I grew up in a musical household where my parents actively encouraged involvement in the arts. I gravitated toward classical music and jazz, and grew up singing in church. I also loved science and math, which harmonize well with my musical interest. Music taught me the values of discipline and commitment to excellence— something I hope young people will continue to access in order to cultivate the lifelong principles required for their success. I know t hose skills have made me a better listener, a stronger communicator, a better person, and provided the basis for my commitment to the arts. They also underscore the relevance of community and the importance of giving back to the arts.
What is your favorite part about being a governing member?
Being a GM has heightened my CSO experience and inspired me to attend more concerts. The multidimensionality of the community has added incredible depth to the concert experience. I am now an integral part of the CSO family and feel a sense of ownership in supporting the Orchestra. Knowing the impact of our gifts as GMs brings me closer to the institution. My work on the Annual Fund Committee has helped me understand what it takes to maintain a world-class orchestra, and I’ve built a closer relationship with the community by getting to know people who love music as much as I do.
Any favorite concert memories?
I’m a Rachmaninov fan.
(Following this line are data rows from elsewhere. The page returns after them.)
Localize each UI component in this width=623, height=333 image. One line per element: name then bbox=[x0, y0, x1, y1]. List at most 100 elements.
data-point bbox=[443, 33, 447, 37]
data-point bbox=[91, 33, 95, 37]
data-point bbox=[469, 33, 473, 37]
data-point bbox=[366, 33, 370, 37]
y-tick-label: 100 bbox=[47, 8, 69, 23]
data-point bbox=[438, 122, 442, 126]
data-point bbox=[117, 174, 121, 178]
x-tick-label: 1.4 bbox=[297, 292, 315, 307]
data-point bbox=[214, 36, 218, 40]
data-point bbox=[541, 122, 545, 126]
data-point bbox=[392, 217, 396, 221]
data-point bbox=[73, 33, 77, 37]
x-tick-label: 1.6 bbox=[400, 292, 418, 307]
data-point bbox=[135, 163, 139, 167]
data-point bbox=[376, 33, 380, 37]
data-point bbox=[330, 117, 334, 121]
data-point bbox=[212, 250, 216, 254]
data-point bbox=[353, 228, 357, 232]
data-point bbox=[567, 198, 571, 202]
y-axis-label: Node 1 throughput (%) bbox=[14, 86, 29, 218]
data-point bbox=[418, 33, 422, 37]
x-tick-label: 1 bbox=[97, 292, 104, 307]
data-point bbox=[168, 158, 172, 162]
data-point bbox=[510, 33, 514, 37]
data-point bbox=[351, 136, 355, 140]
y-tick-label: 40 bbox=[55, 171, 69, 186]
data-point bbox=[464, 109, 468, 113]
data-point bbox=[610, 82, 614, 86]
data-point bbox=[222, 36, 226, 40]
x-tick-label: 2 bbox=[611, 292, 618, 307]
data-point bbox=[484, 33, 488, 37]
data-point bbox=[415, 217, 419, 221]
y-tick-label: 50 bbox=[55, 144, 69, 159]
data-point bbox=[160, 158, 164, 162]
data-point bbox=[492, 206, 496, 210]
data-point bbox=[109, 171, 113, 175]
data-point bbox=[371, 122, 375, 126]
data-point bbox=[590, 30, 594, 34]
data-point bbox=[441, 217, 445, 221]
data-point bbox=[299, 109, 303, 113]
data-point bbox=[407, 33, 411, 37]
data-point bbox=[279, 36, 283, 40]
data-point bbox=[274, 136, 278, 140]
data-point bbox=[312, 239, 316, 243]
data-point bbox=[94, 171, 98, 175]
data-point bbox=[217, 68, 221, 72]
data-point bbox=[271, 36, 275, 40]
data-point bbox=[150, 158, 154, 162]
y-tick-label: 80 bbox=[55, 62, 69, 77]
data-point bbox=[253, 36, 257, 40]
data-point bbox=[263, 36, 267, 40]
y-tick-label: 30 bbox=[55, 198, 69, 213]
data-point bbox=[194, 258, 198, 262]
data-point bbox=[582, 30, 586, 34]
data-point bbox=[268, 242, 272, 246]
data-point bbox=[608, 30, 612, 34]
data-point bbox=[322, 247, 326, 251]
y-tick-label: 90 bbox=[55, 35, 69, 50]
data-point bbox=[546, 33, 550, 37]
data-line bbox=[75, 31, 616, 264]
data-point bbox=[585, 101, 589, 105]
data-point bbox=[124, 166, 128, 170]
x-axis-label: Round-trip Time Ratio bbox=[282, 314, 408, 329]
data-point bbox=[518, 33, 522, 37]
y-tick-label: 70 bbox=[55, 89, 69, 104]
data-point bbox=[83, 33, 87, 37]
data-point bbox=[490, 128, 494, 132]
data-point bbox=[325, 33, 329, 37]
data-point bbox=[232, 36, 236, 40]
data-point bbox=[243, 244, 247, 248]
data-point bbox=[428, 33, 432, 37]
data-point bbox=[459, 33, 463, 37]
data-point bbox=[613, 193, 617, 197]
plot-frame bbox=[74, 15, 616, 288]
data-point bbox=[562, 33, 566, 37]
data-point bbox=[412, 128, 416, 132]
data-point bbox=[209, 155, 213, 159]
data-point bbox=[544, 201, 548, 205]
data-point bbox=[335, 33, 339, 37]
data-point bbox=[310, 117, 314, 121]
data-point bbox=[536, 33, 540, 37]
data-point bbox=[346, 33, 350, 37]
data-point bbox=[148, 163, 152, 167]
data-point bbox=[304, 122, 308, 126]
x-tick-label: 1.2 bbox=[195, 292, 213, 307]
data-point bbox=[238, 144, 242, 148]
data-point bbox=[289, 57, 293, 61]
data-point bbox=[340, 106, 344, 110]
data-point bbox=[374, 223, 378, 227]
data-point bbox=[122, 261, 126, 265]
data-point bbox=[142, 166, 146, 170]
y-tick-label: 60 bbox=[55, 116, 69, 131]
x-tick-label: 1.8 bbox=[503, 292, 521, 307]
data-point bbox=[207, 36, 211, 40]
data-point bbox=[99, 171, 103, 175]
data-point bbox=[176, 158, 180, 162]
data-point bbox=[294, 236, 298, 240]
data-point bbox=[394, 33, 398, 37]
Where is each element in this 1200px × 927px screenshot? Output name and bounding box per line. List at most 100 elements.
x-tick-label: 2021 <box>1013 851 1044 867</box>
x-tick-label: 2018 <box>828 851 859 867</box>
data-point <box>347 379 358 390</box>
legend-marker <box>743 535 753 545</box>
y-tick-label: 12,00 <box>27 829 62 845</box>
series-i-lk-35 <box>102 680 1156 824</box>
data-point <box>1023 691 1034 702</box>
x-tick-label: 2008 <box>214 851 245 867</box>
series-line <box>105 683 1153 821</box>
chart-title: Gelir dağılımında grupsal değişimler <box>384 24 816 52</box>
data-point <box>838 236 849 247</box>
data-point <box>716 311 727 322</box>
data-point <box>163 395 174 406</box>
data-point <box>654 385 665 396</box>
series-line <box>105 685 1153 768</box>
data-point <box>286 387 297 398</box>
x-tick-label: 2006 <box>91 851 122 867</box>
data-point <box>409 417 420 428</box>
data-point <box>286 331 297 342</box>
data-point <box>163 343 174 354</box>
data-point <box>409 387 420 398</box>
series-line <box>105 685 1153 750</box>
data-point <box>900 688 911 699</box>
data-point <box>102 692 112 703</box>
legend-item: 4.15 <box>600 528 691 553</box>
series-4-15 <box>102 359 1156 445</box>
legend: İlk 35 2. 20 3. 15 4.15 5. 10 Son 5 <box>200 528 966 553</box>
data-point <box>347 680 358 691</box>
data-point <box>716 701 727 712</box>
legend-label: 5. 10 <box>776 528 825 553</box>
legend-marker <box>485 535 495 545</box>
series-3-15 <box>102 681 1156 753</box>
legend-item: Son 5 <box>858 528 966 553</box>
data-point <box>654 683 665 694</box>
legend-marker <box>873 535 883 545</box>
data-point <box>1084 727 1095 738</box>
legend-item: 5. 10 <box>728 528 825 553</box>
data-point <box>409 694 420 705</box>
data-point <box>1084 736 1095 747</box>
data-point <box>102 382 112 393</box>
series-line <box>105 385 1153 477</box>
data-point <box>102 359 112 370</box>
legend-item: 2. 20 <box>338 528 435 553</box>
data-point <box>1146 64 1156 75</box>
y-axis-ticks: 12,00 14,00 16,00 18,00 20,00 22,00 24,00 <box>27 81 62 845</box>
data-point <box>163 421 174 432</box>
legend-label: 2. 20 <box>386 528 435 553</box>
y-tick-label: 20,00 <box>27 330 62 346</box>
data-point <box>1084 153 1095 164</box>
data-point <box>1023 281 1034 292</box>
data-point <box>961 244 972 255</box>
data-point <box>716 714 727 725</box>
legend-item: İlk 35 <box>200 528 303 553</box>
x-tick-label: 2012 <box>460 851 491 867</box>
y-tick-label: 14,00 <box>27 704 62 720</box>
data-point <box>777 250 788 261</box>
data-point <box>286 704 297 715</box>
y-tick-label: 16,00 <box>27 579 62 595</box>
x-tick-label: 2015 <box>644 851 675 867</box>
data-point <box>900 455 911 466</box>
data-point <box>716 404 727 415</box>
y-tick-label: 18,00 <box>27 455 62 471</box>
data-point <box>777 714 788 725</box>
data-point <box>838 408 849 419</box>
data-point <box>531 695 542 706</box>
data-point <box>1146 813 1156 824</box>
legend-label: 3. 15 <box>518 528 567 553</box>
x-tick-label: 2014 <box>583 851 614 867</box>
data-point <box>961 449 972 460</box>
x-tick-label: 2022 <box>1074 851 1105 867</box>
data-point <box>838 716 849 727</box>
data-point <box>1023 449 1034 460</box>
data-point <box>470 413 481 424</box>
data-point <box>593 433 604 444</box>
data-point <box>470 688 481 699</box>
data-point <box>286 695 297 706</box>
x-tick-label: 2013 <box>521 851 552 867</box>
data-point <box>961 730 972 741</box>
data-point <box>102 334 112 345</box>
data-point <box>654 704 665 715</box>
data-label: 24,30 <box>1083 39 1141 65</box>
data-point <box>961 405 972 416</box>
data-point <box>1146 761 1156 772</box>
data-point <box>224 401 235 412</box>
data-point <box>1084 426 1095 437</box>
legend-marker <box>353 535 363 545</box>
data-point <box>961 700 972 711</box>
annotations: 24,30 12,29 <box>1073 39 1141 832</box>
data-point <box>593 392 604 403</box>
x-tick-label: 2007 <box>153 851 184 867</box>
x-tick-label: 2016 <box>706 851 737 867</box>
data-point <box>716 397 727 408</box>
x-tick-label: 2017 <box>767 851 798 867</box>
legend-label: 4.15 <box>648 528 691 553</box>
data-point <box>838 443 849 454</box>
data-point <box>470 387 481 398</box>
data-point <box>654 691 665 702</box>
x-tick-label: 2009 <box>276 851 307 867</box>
When the CSO performed his Second Piano Concerto a few years ago, it was so wonderful. The energy of the audience brought greater anticipation for each subsequent movement. I loved the Beethoven Festival so much that I attended four times in a week. Beyond the Score is another favorite. I always learn about some new aspect of the music—and it is nice to see lots of new people there. Obviously much of this music has been played any times, but artists and interpretations vary widely, making the experience new each time. And when Maestro Muti is on the podium, the audience’s excitement is palpable.
Any advice for those looking to become involved?
The CSO program book is an excellent source of background information. The program book lists many opportunities for giving back and preserving the proud tradition of the CSO. Learning more about the institution, how our gift matters, and how your gift is put to good use gives you a sense of connection. We have a great orchestra. You can listen to a CSO recording at any time, but it does not compare to being at Symphony Center, experiencing a live performance.